Two Islamic courts in Bauchi, northern Nigeria have been forced to suspend the trials of 10 men accused of homosexuality because of fears of mob violence, judges and officials have said.
An angry crowd last week pelted stones at seven men suspected of breaking Islamic law banning homosexuality after their hearing was adjourned at the Unguwar Jaki Upper Sharia Court in Bauchi.
Police were forced to use teargas and fire shots in the air to disperse the mob, who were demanding summary trial and execution for the defendants.
The seven had been due to reappear before the same court on Tuesday.
But registrar Isa Bununu told AFP: “We can’t continue with the trial in view of the security breach we had during the last court session.
“The court will have to suspend the trial pending the review of the security situation with relevant authorities to avoid a repeat of the mob action we saw last week.”
Nigeria banned same-sex marriage and civil unions earlier this month in a move that won widespread support in the religiously conservative country but triggered international outrage.
Homosexuality was already banned under sharia Islamic law, which exists alongside state and federal laws in the majority Muslim north of Nigeria and carries the death sentence.
A separate trial of three other suspects at another sharia court in the Tudun Alkali area of the city was also put on hold.
All 10 defendants were arrested on suspicion of belonging to a gay club.
“The trial has been suspended because of the stoning incident in the other court, which we are trying to avoid here”, said judge Nuhu Mohammed Dumi.
“The remand notice for the suspects expired today (Tuesday) but we will have to extend it.”
Dumi suggested that the new trial date would not be publicised and the suspects brought to court in secret to avoid unrest.
Lawyer Suleiman Musa, defending the three, has objected to his clients’ continued detention but Dumi said the decision was for their own safety.
“The families of the three suspects… came to me requesting bail and I told them that it was in their interests to stay in prison because they risk losing their lives at the hands of an angry mob if they are released on bail,” he said.
“They realised the danger.”
Tuesday’s aborted hearings left the Unguwar Jaki court almost empty apart from a few support staff and two litigants in a separate case waiting for the judge.
Rows of brown benches face the judge’s desk, behind which a copy of the Koran in a sheepskin bag for oath-taking and a horsewhip for flogging convicted criminals hang on the wall.
Men and women are usually seated separately.
Sharia proceedings are considered quicker, simpler and more straight-forward than secular courts as well as cheaper.
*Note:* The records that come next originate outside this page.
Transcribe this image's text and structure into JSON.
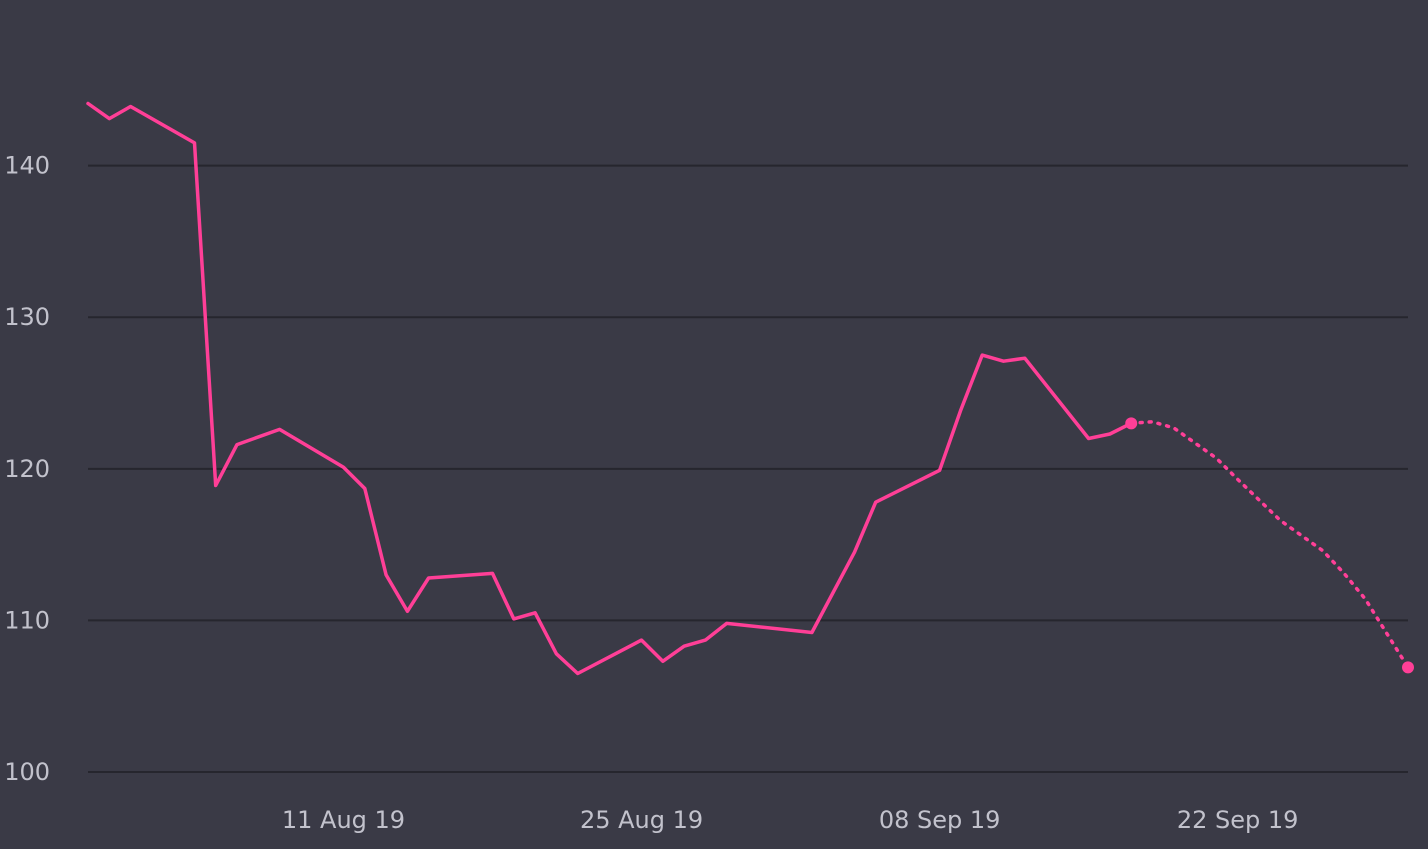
{
  "chart_data": {
    "type": "line",
    "title": "",
    "xlabel": "",
    "ylabel": "",
    "ylim": [
      100,
      144
    ],
    "xlim": [
      "2019-07-30",
      "2019-09-30"
    ],
    "y_ticks": [
      100,
      110,
      120,
      130,
      140
    ],
    "y_tick_labels": [
      "100",
      "110",
      "120",
      "130",
      "140"
    ],
    "x_ticks": [
      "2019-08-11",
      "2019-08-25",
      "2019-09-08",
      "2019-09-22"
    ],
    "x_tick_labels": [
      "11 Aug 19",
      "25 Aug 19",
      "08 Sep 19",
      "22 Sep 19"
    ],
    "grid": true,
    "legend": "none",
    "colors": {
      "background": "#3a3a46",
      "grid": "#26262e",
      "series": "#ff3f97",
      "tick_text": "#c2c2cc"
    },
    "series": [
      {
        "style": "solid",
        "x": [
          "2019-07-30",
          "2019-07-31",
          "2019-08-01",
          "2019-08-04",
          "2019-08-05",
          "2019-08-06",
          "2019-08-08",
          "2019-08-11",
          "2019-08-12",
          "2019-08-13",
          "2019-08-14",
          "2019-08-15",
          "2019-08-18",
          "2019-08-19",
          "2019-08-20",
          "2019-08-21",
          "2019-08-22",
          "2019-08-25",
          "2019-08-26",
          "2019-08-27",
          "2019-08-28",
          "2019-08-29",
          "2019-09-02",
          "2019-09-04",
          "2019-09-05",
          "2019-09-08",
          "2019-09-09",
          "2019-09-10",
          "2019-09-11",
          "2019-09-12",
          "2019-09-15",
          "2019-09-16",
          "2019-09-17"
        ],
        "y": [
          144.1,
          143.1,
          143.9,
          141.5,
          118.9,
          121.6,
          122.6,
          120.1,
          118.7,
          113.0,
          110.6,
          112.8,
          113.1,
          110.1,
          110.5,
          107.8,
          106.5,
          108.7,
          107.3,
          108.3,
          108.7,
          109.8,
          109.2,
          114.5,
          117.8,
          119.9,
          123.9,
          127.5,
          127.1,
          127.3,
          122.0,
          122.3,
          123.0
        ]
      },
      {
        "style": "dotted",
        "x": [
          "2019-09-17",
          "2019-09-18",
          "2019-09-19",
          "2019-09-21",
          "2019-09-22",
          "2019-09-24",
          "2019-09-26",
          "2019-09-27",
          "2019-09-28",
          "2019-09-30"
        ],
        "y": [
          123.0,
          123.1,
          122.7,
          120.7,
          119.3,
          116.6,
          114.6,
          113.1,
          111.4,
          106.9
        ]
      }
    ]
  }
}
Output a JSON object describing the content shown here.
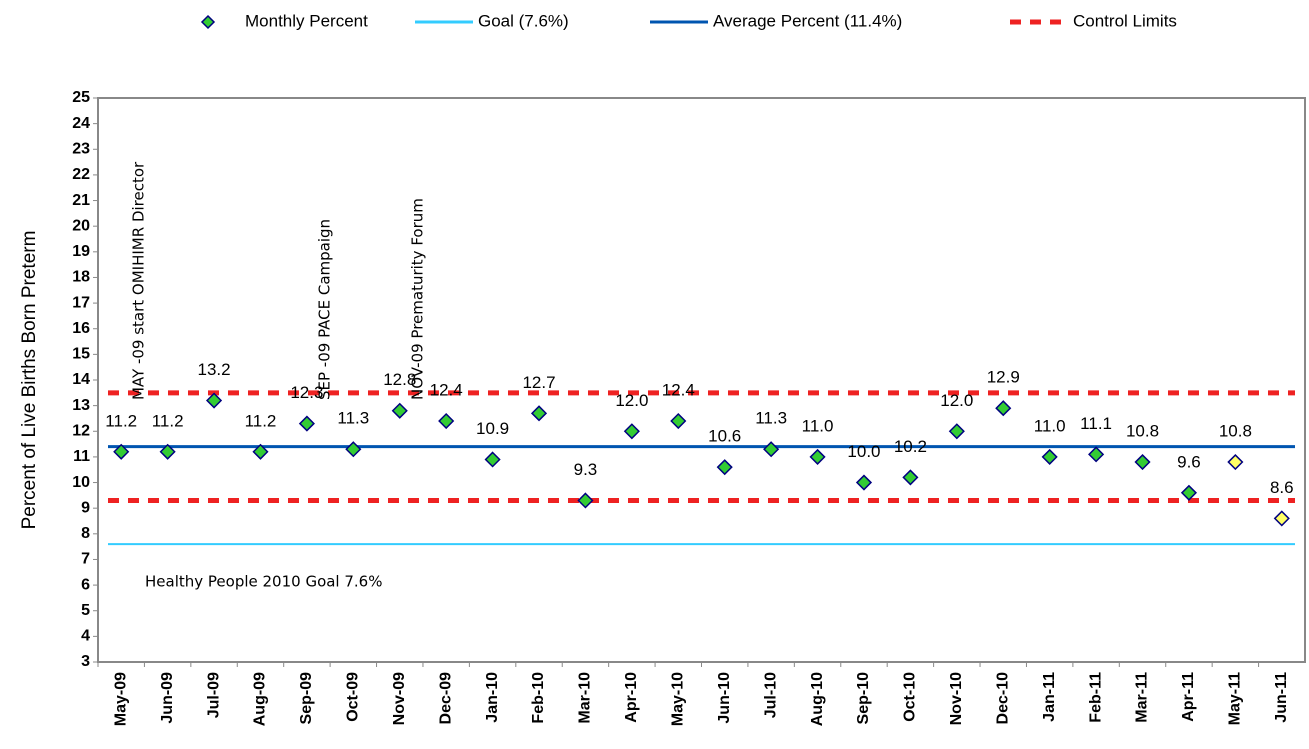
{
  "chart_data": {
    "type": "control",
    "y_label": "Percent of Live Births Born Preterm",
    "categories": [
      "May-09",
      "Jun-09",
      "Jul-09",
      "Aug-09",
      "Sep-09",
      "Oct-09",
      "Nov-09",
      "Dec-09",
      "Jan-10",
      "Feb-10",
      "Mar-10",
      "Apr-10",
      "May-10",
      "Jun-10",
      "Jul-10",
      "Aug-10",
      "Sep-10",
      "Oct-10",
      "Nov-10",
      "Dec-10",
      "Jan-11",
      "Feb-11",
      "Mar-11",
      "Apr-11",
      "May-11",
      "Jun-11"
    ],
    "series": [
      {
        "name": "Monthly Percent",
        "style": "marker",
        "color": "#33cc33",
        "edge_color": "#000080",
        "values": [
          11.2,
          11.2,
          13.2,
          11.2,
          12.3,
          11.3,
          12.8,
          12.4,
          10.9,
          12.7,
          9.3,
          12.0,
          12.4,
          10.6,
          11.3,
          11.0,
          10.0,
          10.2,
          12.0,
          12.9,
          11.0,
          11.1,
          10.8,
          9.6,
          10.8,
          8.6
        ],
        "value_labels": [
          "11.2",
          "11.2",
          "13.2",
          "11.2",
          "12.3",
          "11.3",
          "12.8",
          "12.4",
          "10.9",
          "12.7",
          "9.3",
          "12.0",
          "12.4",
          "10.6",
          "11.3",
          "11.0",
          "10.0",
          "10.2",
          "12.0",
          "12.9",
          "11.0",
          "11.1",
          "10.8",
          "9.6",
          "10.8",
          "8.6"
        ],
        "point_colors": [
          "#33cc33",
          "#33cc33",
          "#33cc33",
          "#33cc33",
          "#33cc33",
          "#33cc33",
          "#33cc33",
          "#33cc33",
          "#33cc33",
          "#33cc33",
          "#33cc33",
          "#33cc33",
          "#33cc33",
          "#33cc33",
          "#33cc33",
          "#33cc33",
          "#33cc33",
          "#33cc33",
          "#33cc33",
          "#33cc33",
          "#33cc33",
          "#33cc33",
          "#33cc33",
          "#33cc33",
          "#ffff66",
          "#ffff66"
        ]
      },
      {
        "name": "Goal (7.6%)",
        "style": "line",
        "color": "#33ccff",
        "level": 7.6
      },
      {
        "name": "Average Percent (11.4%)",
        "style": "line",
        "color": "#0055b0",
        "level": 11.4
      },
      {
        "name": "Control Limits",
        "style": "dashed",
        "color": "#ee2222",
        "levels": [
          13.5,
          9.3
        ]
      }
    ],
    "annotations": [
      "MAY -09 start OMIHIMR Director",
      "SEP -09 PACE Campaign",
      "NOV-09 Prematurity Forum",
      "Healthy People 2010 Goal 7.6%"
    ],
    "ylim": [
      3,
      25
    ],
    "yticks": [
      3,
      4,
      5,
      6,
      7,
      8,
      9,
      10,
      11,
      12,
      13,
      14,
      15,
      16,
      17,
      18,
      19,
      20,
      21,
      22,
      23,
      24,
      25
    ]
  }
}
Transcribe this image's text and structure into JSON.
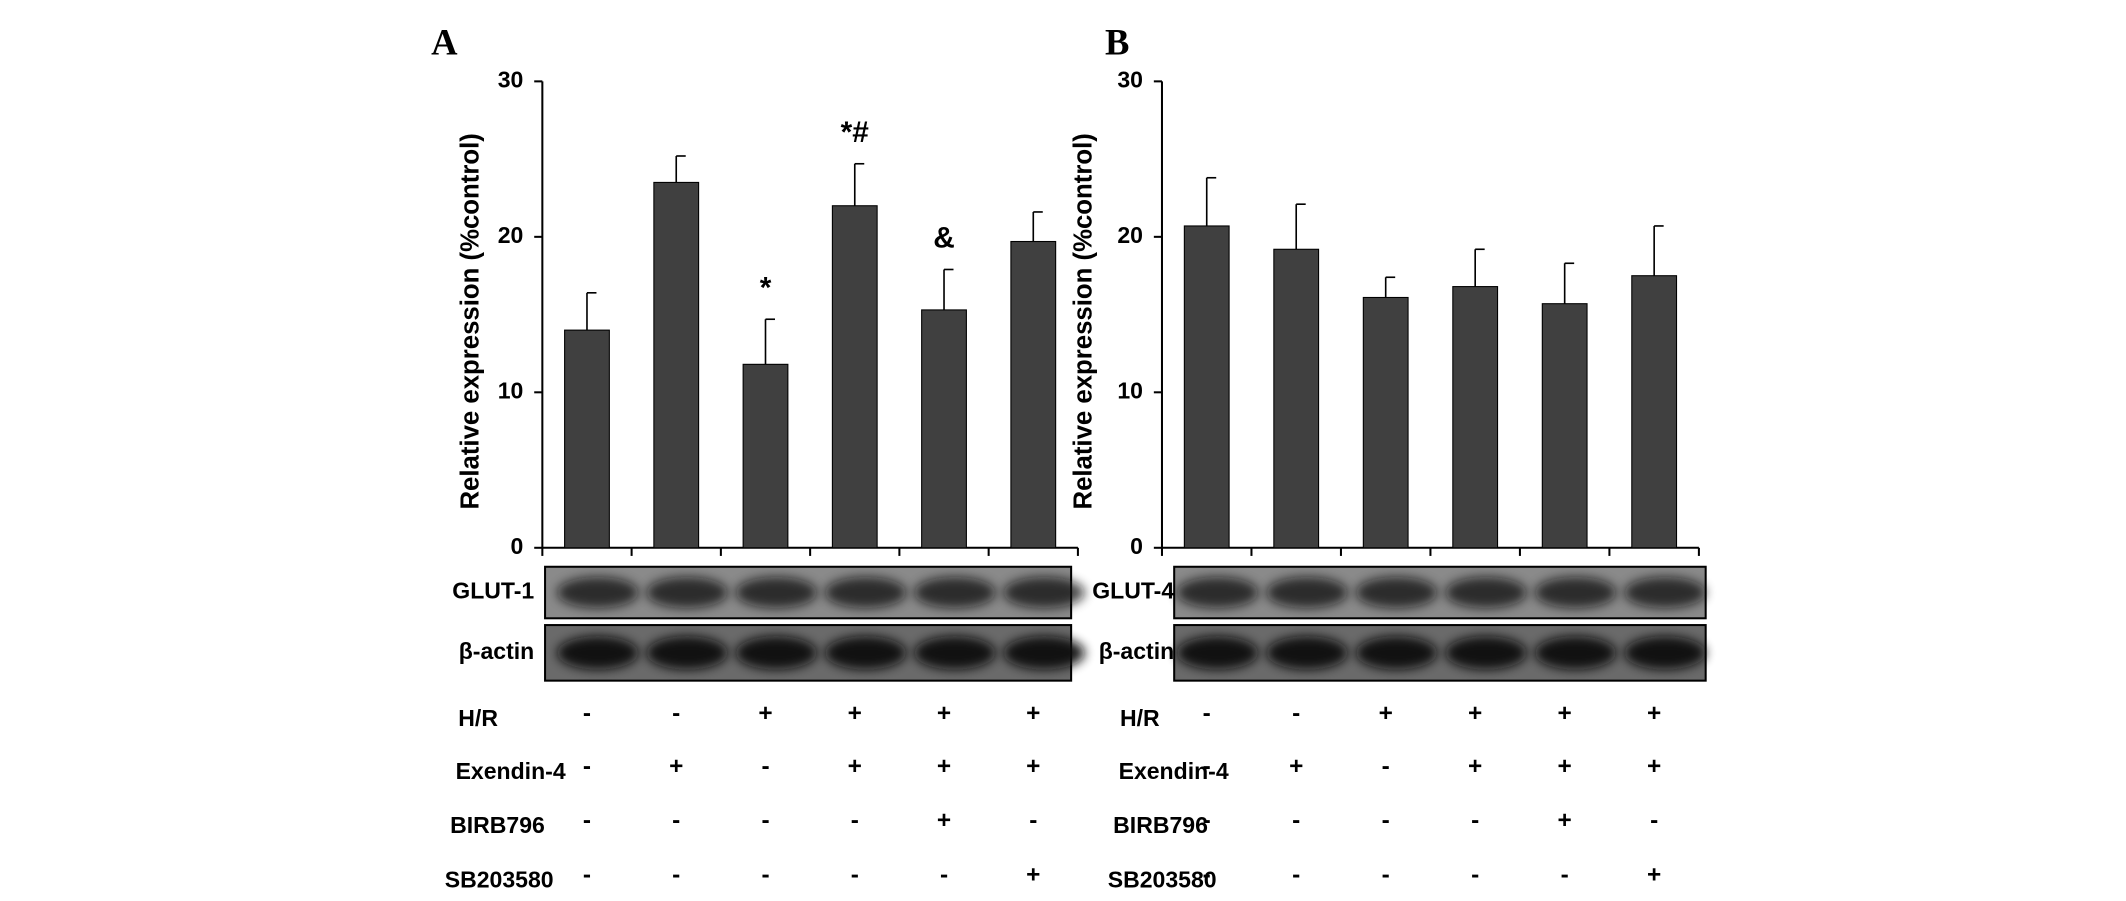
{
  "chart_data": [
    {
      "type": "bar",
      "panel": "A",
      "y_label": "Relative expression (%control)",
      "values": [
        14.0,
        23.5,
        11.8,
        22.0,
        15.3,
        19.7
      ],
      "errors": [
        2.4,
        1.7,
        2.9,
        2.7,
        2.6,
        1.9
      ],
      "annotations": [
        null,
        null,
        "*",
        "*#",
        "&",
        null
      ],
      "ylim": [
        0,
        30
      ],
      "yticks": [
        0,
        10,
        20,
        30
      ],
      "color": "#404040",
      "blot_labels": [
        "GLUT-1",
        "β-actin"
      ],
      "treatments": [
        {
          "name": "H/R",
          "signs": [
            "-",
            "-",
            "+",
            "+",
            "+",
            "+"
          ]
        },
        {
          "name": "Exendin-4",
          "signs": [
            "-",
            "+",
            "-",
            "+",
            "+",
            "+"
          ]
        },
        {
          "name": "BIRB796",
          "signs": [
            "-",
            "-",
            "-",
            "-",
            "+",
            "-"
          ]
        },
        {
          "name": "SB203580",
          "signs": [
            "-",
            "-",
            "-",
            "-",
            "-",
            "+"
          ]
        }
      ]
    },
    {
      "type": "bar",
      "panel": "B",
      "y_label": "Relative expression (%control)",
      "values": [
        20.7,
        19.2,
        16.1,
        16.8,
        15.7,
        17.5
      ],
      "errors": [
        3.1,
        2.9,
        1.3,
        2.4,
        2.6,
        3.2
      ],
      "ylim": [
        0,
        30
      ],
      "yticks": [
        0,
        10,
        20,
        30
      ],
      "color": "#404040",
      "blot_labels": [
        "GLUT-4",
        "β-actin"
      ],
      "treatments": [
        {
          "name": "H/R",
          "signs": [
            "-",
            "-",
            "+",
            "+",
            "+",
            "+"
          ]
        },
        {
          "name": "Exendin-4",
          "signs": [
            "-",
            "+",
            "-",
            "+",
            "+",
            "+"
          ]
        },
        {
          "name": "BIRB796",
          "signs": [
            "-",
            "-",
            "-",
            "-",
            "+",
            "-"
          ]
        },
        {
          "name": "SB203580",
          "signs": [
            "-",
            "-",
            "-",
            "-",
            "-",
            "+"
          ]
        }
      ]
    }
  ]
}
They normally deal with marital, inheritance and financial disputes.
Civil cases are resolved by either testimony of witnesses, valid documents, confession or by swearing an oath on the Koran.
To be proven, the charge of sodomy, like adultery, requires the testimony of three reliable witnesses or a voluntary confession.
But the death sentence is rarely, if ever, carried out.
Dumi last week dismissed the testimony of a prosecution witness against two men accused of being gay lovers because they had not been caught “in the act”.
On January 16, however, he sentenced a 20-year-old man to 20 lashes in public and ordered him to pay a 5,000 naira ($30) fine for breaking the law on homosexuality.